The ontology evaluation community has proposed a range of methods for the automatic verification of ontologies but these methods cannot verify aspects that require human involvement, e.g., correctness with respect to common sense knowledge. Research on human-centric ontology evaluation that could address such quality aspects has, so far, neither reached a good characterization of the problem nor provided scalable methods for addressing it. Human Computation (HC) techniques could be a promising solution to human-centric ontology evaluation, yet, their applicability to conceptual structures such as ontologies as opposed to cognitively less complex data (e.g., text, images) raises several open issues.

HOnEst fills these gaps by investigating the following research questions:

  • (RQ1) Which ontology evaluation tasks can be (currently) only solved with human involvement?
  • (RQ2) How to solve these evaluation tasks successfully with HC techniques?
  • (RQ3) How to scale HC for the evaluation of very large ontologies?

HOnEst will strengthen the human-centric evaluation area within the ontology evaluation research with novel contributions such as:

  1. a systematically-classified catalogue of human-centric ontology evaluation tasks (HET) identified partly through a Systematic Literature Review (RQ1)
  2. the VeriCoM2 HC-based approach for solving HET, developed with a Design Science method (RQ2)
  3. evidence-based guidelines for optimal HC-configurations
  4. the first benchmark for (human-centric) ontology evaluation

Within HC, HOnEst will focalize research on the nascent topic of conceptual model evaluation, which was investigated across diverse communities.
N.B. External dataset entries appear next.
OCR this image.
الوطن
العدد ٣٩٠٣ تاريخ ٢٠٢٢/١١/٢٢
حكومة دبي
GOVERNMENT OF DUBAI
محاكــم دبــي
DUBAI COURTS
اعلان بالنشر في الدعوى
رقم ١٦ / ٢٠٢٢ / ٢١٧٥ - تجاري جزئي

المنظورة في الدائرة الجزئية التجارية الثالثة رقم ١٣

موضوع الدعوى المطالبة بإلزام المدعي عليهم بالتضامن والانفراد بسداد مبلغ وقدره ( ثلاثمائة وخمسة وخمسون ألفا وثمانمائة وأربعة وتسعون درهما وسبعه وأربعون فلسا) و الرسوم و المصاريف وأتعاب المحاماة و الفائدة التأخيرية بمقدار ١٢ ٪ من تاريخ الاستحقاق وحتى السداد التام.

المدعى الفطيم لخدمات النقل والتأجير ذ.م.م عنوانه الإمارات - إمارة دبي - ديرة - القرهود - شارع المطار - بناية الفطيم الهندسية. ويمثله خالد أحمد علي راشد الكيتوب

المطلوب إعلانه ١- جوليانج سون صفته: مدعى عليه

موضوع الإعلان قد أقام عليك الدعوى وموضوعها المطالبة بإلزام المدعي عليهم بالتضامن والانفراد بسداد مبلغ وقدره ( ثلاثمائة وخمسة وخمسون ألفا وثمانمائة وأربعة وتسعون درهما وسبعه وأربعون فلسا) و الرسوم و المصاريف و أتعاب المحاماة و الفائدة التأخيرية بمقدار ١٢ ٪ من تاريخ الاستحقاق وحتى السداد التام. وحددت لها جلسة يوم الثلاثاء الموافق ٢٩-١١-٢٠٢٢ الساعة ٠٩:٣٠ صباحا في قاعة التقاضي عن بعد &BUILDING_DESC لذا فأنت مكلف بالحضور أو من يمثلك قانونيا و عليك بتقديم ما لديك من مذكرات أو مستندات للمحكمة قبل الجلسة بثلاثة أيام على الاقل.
To that end, it will address challenges such as (1) selecting suitable model fragments to be used as context within HC tasks and (2) measuring (dis)agreement of diverse viewpoints collected through HC.

A novelty for both fields is investigating scalability aspects of human-centric ontology evaluation (RQ3) by creating hybrid human-machine systems that combine human and computational components (e.g., machine learning classifiers) alike. The approach will be tested in two use cases: (1) evaluating a large-scale ontology of research topics and (2) evaluating the WebIsALOD knowledge graph focusing on tail (i.e., not mainstream) entities.